CNN 2010-05-03(在线收听

Okay, here's your next homework assignment: Take $20,000 and invest it in the stock market. Would you know how to make some dividends? What if you were asked to do the same thing when you were just 6 years old?!? It's not hypothetical. It's actually happening at a school in Chicago with real kids and real money. Christine Romans explains the reasons why. ROMANS: Meet America's future investment bankers and accountants.

We have to look out for the dividends.

I like checking the Dow.

My favorite stock would have to be Apple.

ROMANS: At Ariel Academy, students learn how to make money...

The financial ratio, it helps the business, like...

ROMANS: Save money...

I think everybody should at least save half of their money.

Don't forget your decimal.

ROMANS: And invest money, real money, thanks to the school's unique saving and investment curriculum.

The incoming first grade class gets a $20,000 endowment. When they get to fifth grade, students will start to choose stocks that they think we should be buying, and we will buy them.

Stock prices $67.58, and the dividend is 14 cents per share.

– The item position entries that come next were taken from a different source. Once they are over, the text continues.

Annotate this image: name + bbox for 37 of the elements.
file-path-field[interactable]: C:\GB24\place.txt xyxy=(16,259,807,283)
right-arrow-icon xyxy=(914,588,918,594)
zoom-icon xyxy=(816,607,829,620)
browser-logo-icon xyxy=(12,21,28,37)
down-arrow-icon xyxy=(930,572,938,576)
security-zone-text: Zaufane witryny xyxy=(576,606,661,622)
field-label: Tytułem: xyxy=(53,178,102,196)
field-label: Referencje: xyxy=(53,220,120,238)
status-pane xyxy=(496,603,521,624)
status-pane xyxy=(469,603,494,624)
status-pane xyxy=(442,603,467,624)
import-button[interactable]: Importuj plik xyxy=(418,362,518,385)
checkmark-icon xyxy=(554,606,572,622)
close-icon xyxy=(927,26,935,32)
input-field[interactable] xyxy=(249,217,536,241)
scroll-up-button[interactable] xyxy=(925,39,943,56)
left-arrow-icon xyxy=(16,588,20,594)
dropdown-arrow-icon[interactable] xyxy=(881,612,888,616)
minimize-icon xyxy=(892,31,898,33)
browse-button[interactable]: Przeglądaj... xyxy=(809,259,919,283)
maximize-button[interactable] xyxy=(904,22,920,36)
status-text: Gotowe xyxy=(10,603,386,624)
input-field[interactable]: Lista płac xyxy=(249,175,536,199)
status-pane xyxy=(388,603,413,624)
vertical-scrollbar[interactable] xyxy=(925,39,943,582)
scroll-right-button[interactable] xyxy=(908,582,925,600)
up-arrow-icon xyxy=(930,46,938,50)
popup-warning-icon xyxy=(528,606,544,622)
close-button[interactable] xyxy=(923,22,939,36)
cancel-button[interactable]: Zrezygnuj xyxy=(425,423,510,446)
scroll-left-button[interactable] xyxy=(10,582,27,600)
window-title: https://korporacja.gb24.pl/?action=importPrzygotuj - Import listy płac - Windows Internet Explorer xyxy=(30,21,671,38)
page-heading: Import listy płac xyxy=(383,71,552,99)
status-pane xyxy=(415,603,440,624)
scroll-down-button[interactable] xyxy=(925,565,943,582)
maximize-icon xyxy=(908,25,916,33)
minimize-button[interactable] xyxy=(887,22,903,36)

ROMANS: When students graduate from eighth grade, the $20,000 goes back to the incoming first grade. Any profit above that amount gets split; half goes to improving the school or to charity, the other half gets divided among the kids.

I'm not going to invest in that at all.

Of course, some years, like 2009, there's no profit, and the kids learn that investing is no slam dunk. But that doesn't deter kids like Ariel graduates Mario and Miles Gage.

I have my own portfolio and it's just really amazing. I'm able to take everything that I learned at Ariel to the next level.

ROMANS: Miles and Mario weren't the only ones in the family getting an education.

And I started looking over some of the materials that they were bringing home. It was still a little foreign to me, but then they kind of broke it down, like children do, and I started getting a little excited about that, and then the knowledge, and I'm like, wow. You know what? This is fun.

ROMANS: Fun and finance doesn't often appear in the same sentence, but that's not true at Ariel. Christine Romans, CNN.